Lionsgate To Kickstart Third Young Adult Franchise With Blackbird


On the whole, Lionsgate has fared pretty well from the young adult genre. It scooped up two of the biggest book series’ for 12 to 18-year olds and successfully translated them into blockbuster franchises. Now, the studio behind The Hunger Games and The Twilight Saga – on which they collaborated with Summit Entertainment – looks poised to dip back into that same pool for its next project Blackbird.

The movie takes its name from the first novel in a trilogy (because young adult books simply won’t land publishers now if there aren’t another two to follow) by author Anna Carey. Blackbird follows a young girl who wakes one day on a train track with no memory of how she came to be there. Apart from the rising dread in the pit of her stomach, she’s also in possession of $1,000, a tattoo of a blackbird on her wrist, a code, a backpack of clothes and a note forbidding her from calling the cops.

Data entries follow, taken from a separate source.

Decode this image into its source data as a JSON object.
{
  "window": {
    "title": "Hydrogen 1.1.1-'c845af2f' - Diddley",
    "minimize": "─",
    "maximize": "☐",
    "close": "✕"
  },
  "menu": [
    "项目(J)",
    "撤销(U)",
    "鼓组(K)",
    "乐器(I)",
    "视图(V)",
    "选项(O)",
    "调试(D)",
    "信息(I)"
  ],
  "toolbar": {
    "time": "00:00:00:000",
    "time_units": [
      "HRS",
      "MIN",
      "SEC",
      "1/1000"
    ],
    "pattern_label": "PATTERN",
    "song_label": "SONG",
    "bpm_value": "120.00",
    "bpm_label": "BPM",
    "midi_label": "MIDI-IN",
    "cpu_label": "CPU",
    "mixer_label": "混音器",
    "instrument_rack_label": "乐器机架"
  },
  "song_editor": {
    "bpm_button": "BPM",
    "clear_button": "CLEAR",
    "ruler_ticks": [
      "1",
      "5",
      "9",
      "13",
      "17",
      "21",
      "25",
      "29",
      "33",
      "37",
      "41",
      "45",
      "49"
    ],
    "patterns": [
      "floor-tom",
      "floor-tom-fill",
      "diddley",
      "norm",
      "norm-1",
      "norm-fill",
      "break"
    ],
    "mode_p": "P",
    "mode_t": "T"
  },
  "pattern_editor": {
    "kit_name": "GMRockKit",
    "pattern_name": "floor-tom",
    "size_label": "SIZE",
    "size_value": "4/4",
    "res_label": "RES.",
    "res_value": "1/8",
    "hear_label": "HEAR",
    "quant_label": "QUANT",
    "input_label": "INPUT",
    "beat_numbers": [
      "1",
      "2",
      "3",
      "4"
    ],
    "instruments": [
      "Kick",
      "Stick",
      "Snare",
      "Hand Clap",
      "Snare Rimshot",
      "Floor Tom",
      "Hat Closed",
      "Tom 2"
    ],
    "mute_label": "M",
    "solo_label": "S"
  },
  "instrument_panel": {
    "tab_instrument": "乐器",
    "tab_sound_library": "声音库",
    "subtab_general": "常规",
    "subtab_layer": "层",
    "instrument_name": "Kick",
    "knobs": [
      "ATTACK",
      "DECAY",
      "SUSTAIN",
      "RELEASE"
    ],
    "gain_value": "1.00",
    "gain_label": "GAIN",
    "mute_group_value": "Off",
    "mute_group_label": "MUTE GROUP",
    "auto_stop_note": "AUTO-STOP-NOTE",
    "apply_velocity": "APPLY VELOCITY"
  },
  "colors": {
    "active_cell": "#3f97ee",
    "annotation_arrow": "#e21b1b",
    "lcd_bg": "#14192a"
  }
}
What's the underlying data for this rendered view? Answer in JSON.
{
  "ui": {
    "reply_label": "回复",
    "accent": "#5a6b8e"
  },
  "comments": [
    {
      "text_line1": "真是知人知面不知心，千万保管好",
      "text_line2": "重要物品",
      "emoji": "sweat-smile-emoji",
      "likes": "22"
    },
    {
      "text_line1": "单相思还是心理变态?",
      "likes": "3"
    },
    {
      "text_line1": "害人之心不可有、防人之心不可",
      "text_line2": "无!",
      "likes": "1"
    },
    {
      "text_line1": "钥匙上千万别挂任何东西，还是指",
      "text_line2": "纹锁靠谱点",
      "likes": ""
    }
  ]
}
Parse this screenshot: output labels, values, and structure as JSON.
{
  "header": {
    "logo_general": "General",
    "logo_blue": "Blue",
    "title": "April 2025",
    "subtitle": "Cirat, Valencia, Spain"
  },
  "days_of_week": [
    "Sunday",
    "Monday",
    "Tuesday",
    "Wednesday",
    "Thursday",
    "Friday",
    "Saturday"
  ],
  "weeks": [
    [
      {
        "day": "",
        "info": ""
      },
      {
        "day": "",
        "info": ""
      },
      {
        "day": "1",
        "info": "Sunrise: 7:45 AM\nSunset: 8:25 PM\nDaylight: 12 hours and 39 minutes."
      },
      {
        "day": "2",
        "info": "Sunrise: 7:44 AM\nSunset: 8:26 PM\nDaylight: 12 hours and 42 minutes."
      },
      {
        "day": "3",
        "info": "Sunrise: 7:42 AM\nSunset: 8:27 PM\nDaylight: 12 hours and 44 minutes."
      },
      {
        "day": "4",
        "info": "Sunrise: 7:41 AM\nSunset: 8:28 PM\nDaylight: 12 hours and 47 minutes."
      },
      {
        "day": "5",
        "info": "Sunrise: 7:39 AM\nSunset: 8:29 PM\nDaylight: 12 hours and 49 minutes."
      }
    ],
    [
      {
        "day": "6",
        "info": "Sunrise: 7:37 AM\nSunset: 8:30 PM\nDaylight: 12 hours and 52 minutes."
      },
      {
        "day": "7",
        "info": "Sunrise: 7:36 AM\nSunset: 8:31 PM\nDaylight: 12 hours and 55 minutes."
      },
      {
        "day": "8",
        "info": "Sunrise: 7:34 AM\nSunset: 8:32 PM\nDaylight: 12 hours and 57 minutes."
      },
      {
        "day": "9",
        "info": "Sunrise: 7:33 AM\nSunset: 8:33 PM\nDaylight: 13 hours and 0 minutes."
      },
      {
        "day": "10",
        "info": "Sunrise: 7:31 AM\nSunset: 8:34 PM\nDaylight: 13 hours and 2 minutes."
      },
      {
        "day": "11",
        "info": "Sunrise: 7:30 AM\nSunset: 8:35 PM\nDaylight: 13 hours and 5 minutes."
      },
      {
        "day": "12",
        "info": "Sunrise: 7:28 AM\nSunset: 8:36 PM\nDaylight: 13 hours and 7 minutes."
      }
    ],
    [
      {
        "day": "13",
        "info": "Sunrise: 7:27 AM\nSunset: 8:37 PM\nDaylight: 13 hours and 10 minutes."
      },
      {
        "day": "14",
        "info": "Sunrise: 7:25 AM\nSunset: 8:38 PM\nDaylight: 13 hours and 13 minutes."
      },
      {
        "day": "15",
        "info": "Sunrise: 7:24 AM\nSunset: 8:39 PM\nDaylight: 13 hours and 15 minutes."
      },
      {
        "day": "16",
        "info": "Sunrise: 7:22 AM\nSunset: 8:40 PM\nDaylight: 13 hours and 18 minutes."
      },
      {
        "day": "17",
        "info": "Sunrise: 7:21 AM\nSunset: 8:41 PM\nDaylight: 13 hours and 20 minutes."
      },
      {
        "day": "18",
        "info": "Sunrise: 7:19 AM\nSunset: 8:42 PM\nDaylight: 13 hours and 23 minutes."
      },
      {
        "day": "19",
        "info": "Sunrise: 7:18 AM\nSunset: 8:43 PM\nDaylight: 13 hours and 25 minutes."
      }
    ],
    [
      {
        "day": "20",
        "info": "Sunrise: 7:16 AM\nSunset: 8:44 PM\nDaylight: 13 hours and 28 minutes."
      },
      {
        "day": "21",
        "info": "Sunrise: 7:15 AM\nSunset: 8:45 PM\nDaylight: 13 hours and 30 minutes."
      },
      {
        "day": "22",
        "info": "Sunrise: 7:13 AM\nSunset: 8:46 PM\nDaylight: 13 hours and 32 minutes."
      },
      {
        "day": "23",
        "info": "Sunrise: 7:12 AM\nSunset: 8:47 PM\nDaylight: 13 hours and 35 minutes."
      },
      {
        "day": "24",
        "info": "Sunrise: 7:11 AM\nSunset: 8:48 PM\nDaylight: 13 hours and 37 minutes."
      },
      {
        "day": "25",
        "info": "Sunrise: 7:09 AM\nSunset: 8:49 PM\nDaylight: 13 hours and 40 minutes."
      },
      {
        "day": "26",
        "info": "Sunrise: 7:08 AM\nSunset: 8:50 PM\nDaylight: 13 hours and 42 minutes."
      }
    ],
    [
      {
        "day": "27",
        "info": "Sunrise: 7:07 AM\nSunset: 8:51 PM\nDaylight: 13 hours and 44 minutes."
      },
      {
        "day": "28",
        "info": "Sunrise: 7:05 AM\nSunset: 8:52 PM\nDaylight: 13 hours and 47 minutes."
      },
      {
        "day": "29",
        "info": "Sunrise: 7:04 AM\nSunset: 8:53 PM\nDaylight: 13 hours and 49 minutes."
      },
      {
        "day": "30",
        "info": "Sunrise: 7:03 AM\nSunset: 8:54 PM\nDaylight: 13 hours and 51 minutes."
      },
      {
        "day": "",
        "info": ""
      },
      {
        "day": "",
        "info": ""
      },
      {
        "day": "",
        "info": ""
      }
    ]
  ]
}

Lionsgate is eyeing up a prospective scribe despite the early stage of negotiations. That writer is Danny Mackey, who previously adapted School Of Fear and also has comedy pilot Jackass Of All Trades, cooking up at TBS with writing partner Seth Fisher and executive producer John Krasinski. If he’s successful, along with the studio, he could be ushering a brand new level of YA-mania to the multiplex.

Until any more developments arise on Lionsgate’s bid for Blackbird, have a read of the synopsis from Carey’s novel before the whole world goes bird crazy.

A girl wakes up on the train tracks, a subway car barreling down on her. With only minutes to react, she hunches down and the train speeds over her. She doesn’t remember her name, where she is, or how she got there. She has a tattoo on the inside of her right wrist of a blackbird inside a box, letters and numbers printed just below: FNV02198. There is only one thing she knows for sure: people are trying to kill her. On the run for her life, she tries to untangle who she is and what happened to the girl she used to be. Nothing and no one are what they appear to be. But the truth is more disturbing than she ever imagined.